グローバル化の進展と相まって、当該市場で当該セグメント、当該仕様の需要があるとわかれば、どの自動車メーカーも我先にと同じようなクルマを同じ市場に投入する状況にある。

「独り勝ち」しにくくなった市場 ブランド価値がより重要に

「独り勝ち」しにくくなった市場 ブランド価値がより重要に

自動車市場のコモディティ化の証左として、自動車メーカー各社の売上高の動向が挙げられる。

筆者が過去に証券アナリストとして行った調査において、主要な旧来の自動車メーカーの過去数十年間の売上高の推移をみたところ、各社の売上高のYoY成長率の平均値、標準偏差ともに縮小傾向にあった。すなわち、市場全体の成長率が低下しているだけでなく、個社が他社に対して独り勝ちしにくい状況になりつつあることを示しているとの見方もできよう。

また、EVなどの電動車の普及も、クルマのコモディティ化を一層加速させる要因と考えられる。周知のとおり、EVに求められるパワートレーンは内燃機関車に比べてはるかにシンプルであり、差別化を難しくする。新興EVメーカーが電動車市場を中心に強いプレゼンスを発揮していることからもみられるように、旧来の自動車メーカーのシェアを奪う要因となっている。

さらに、現状のカーシェアリングやライドシェアリングだけでなく、MaaS(Mobility as a Service、ICTを活用してあらゆる交通手段を効率的に統合させる次世代のサービス)に代表される新しいモビリティの普及が予想される将来においては、従来の自動車ユーザーに対し、自動車の所有もしくはシェアという究極的な選択肢が明確に示されるようになる。
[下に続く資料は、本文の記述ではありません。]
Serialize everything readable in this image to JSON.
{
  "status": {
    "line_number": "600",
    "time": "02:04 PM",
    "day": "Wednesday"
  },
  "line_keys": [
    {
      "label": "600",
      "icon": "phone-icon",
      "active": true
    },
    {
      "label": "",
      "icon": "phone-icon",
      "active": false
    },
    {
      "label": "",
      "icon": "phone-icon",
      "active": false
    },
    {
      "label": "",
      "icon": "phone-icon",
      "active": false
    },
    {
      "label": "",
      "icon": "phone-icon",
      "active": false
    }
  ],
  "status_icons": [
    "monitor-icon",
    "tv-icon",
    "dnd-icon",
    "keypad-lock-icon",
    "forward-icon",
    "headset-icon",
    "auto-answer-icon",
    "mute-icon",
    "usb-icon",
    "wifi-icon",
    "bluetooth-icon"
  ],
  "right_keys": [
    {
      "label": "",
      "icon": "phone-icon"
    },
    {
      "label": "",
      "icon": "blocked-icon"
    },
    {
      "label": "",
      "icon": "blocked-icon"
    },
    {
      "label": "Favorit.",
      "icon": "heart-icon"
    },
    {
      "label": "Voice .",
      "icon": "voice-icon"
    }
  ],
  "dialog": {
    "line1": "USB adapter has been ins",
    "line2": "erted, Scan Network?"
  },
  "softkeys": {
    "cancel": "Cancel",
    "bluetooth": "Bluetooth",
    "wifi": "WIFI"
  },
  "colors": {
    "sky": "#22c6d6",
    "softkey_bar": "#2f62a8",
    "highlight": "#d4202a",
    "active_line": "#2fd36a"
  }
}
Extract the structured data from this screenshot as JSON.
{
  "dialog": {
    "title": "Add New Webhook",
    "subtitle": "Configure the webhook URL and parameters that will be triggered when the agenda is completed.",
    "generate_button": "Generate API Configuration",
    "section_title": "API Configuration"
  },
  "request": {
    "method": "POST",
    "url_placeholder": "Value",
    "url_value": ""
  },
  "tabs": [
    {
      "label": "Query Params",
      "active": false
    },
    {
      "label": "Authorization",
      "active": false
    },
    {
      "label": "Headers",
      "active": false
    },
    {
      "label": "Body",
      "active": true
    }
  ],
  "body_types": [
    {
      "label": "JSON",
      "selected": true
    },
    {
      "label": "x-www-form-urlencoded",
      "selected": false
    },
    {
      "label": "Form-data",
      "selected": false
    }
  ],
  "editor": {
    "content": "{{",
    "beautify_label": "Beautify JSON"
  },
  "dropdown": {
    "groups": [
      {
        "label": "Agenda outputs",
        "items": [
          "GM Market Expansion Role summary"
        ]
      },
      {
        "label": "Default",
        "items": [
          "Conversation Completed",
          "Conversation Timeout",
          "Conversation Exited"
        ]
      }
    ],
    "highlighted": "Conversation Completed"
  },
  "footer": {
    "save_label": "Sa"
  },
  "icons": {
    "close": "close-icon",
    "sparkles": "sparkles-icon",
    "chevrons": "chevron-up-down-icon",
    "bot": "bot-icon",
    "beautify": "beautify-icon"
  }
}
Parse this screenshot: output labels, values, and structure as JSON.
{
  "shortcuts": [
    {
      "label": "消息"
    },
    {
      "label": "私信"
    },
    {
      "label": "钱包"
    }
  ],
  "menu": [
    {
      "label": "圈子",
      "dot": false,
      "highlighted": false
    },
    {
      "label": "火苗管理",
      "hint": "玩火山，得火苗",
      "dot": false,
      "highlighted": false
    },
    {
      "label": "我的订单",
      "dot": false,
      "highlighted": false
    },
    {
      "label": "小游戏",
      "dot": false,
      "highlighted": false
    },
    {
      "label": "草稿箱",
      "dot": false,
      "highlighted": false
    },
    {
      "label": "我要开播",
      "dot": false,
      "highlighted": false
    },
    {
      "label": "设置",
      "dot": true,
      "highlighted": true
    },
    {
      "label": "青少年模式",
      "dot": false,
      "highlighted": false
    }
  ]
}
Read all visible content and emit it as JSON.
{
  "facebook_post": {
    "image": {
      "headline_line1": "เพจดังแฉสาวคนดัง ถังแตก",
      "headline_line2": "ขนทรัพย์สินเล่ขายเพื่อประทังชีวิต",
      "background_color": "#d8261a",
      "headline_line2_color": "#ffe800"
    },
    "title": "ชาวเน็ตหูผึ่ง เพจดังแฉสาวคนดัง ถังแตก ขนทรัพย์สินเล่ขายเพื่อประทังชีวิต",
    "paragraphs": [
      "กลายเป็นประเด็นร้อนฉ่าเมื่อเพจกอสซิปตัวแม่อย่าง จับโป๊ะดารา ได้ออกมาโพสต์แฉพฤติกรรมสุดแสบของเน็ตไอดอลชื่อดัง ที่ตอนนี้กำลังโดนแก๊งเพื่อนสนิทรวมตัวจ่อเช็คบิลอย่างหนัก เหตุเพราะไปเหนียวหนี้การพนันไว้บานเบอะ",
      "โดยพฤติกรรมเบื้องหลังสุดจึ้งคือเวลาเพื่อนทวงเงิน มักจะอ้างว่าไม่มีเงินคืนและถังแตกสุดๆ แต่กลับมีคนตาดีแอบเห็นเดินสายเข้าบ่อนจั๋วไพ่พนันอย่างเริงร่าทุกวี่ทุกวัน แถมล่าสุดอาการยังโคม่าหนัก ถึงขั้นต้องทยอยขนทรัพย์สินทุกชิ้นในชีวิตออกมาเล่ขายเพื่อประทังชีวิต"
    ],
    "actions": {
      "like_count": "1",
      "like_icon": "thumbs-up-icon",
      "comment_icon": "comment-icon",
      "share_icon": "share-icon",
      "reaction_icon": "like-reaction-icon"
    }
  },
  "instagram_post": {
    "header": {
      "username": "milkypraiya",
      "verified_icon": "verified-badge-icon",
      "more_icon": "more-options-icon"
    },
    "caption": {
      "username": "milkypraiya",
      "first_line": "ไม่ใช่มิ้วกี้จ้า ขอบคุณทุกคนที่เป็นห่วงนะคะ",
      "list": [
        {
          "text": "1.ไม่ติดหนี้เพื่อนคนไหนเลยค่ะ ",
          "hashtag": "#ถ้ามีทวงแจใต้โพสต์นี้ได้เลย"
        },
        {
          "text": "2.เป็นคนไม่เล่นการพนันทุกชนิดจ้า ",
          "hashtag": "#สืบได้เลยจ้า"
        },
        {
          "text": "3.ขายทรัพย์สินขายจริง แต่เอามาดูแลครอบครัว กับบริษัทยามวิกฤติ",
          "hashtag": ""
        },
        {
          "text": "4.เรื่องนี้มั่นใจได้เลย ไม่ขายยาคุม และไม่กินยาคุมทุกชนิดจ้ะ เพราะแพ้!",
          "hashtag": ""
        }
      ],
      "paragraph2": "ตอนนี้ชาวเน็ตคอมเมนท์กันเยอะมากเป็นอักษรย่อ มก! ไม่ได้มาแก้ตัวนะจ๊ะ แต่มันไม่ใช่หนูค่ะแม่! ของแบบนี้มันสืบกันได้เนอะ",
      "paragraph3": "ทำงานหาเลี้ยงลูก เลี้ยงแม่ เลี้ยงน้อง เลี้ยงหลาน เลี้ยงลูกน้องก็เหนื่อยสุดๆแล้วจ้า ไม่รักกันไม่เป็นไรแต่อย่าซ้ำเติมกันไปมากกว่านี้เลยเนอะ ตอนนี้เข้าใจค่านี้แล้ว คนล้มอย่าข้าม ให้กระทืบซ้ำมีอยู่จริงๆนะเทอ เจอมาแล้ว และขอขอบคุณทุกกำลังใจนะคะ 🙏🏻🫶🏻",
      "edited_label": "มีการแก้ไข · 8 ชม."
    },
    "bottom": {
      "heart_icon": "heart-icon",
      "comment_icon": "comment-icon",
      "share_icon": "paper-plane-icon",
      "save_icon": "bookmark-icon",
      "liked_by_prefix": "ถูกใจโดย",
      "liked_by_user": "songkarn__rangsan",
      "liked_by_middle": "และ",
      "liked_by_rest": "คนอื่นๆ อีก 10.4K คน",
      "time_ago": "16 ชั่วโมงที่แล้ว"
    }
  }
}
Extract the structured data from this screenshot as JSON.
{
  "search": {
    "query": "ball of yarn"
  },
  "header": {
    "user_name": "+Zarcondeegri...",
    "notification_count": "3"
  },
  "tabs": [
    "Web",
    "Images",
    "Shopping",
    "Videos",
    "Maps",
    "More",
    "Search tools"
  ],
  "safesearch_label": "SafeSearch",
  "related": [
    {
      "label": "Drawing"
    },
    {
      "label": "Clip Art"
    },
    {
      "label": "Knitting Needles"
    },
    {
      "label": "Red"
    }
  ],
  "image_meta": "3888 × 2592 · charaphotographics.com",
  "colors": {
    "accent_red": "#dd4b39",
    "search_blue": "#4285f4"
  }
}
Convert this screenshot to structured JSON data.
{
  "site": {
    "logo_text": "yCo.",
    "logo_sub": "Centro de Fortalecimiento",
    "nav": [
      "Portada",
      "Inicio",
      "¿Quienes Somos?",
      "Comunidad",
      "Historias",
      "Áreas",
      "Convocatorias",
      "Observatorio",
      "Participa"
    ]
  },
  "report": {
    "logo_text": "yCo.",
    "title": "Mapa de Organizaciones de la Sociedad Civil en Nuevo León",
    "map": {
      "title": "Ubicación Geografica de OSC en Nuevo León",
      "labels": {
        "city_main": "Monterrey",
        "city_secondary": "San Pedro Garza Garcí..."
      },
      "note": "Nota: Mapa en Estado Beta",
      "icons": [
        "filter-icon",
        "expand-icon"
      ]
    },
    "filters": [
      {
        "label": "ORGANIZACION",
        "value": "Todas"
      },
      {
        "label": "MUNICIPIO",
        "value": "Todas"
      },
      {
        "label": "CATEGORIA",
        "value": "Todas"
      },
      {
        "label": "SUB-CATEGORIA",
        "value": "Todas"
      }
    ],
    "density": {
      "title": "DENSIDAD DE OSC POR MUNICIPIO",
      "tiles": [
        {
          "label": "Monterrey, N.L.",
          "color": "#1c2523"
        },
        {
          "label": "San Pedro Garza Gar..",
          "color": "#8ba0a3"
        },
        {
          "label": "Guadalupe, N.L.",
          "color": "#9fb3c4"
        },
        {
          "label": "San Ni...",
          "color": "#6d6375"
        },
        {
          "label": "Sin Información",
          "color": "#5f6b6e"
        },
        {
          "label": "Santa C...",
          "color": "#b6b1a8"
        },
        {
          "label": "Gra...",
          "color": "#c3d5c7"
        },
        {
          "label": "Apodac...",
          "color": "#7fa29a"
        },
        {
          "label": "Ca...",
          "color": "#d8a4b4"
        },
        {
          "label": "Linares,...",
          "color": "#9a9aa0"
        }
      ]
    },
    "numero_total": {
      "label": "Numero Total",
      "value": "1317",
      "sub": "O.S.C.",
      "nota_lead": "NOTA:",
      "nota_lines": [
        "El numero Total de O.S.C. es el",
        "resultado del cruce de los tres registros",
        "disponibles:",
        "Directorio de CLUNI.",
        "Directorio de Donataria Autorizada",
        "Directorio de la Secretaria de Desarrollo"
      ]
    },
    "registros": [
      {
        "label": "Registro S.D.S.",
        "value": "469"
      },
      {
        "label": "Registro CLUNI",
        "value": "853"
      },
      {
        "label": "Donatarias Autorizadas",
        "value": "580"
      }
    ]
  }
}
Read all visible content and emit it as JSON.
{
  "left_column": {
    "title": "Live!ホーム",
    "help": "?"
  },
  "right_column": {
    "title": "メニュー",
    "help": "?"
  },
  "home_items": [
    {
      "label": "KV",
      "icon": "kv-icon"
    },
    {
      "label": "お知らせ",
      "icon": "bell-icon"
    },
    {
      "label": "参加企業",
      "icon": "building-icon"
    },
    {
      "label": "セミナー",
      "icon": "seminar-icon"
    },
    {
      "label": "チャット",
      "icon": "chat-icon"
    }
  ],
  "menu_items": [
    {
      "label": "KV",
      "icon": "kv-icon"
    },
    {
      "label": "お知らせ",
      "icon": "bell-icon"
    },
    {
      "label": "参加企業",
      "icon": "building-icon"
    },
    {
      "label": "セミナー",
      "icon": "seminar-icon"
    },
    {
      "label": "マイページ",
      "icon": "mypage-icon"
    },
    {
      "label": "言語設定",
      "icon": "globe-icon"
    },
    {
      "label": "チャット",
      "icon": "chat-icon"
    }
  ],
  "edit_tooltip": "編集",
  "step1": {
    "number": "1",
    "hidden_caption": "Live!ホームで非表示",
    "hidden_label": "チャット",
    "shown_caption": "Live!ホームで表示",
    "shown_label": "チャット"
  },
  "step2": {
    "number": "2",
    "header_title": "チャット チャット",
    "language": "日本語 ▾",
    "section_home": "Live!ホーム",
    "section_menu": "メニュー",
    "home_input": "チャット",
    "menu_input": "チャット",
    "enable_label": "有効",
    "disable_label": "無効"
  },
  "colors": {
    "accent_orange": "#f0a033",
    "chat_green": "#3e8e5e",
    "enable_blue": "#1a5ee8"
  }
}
その中で、自動車ユーザーにクルマを買ってもらうためにより重要性をもつのが自動車メーカーのブランド価値だ。例えば、トヨタであれば、経済合理性を無視してでもクルマの所有を決めた人がポルシェよりもトヨタを選んでもらうだけのブランド力を備えることが必要となろう。

モータースポーツ さらなる活況の好機

もちろん、自動車メーカーも自動車市場の動向については筆者以上に考えているであろうし、現にトヨタがこれまでレクサスブランド車の販売比率を高めてきたことも、ブランド価値向上が背景の一部にあろう。また、ブランド価値向上のための施策として、上述のF1だけでなく、トヨタのWEC(世界耐久選手権)やWRC(世界ラリー選手権)参戦などにみられるように、自動車メーカーがモータースポーツ活動全般に注力しつつある。軽自動車メーカーのスズキでさえ、経営陣がレース活動への参戦の可能性を表明している。

いずれにせよ、筆者のようなモータースポーツファンにとっては、いかなる理由にせよ、自動車メーカーのF1などのモータースポーツへの参入機会が増えることは喜ばしいことである。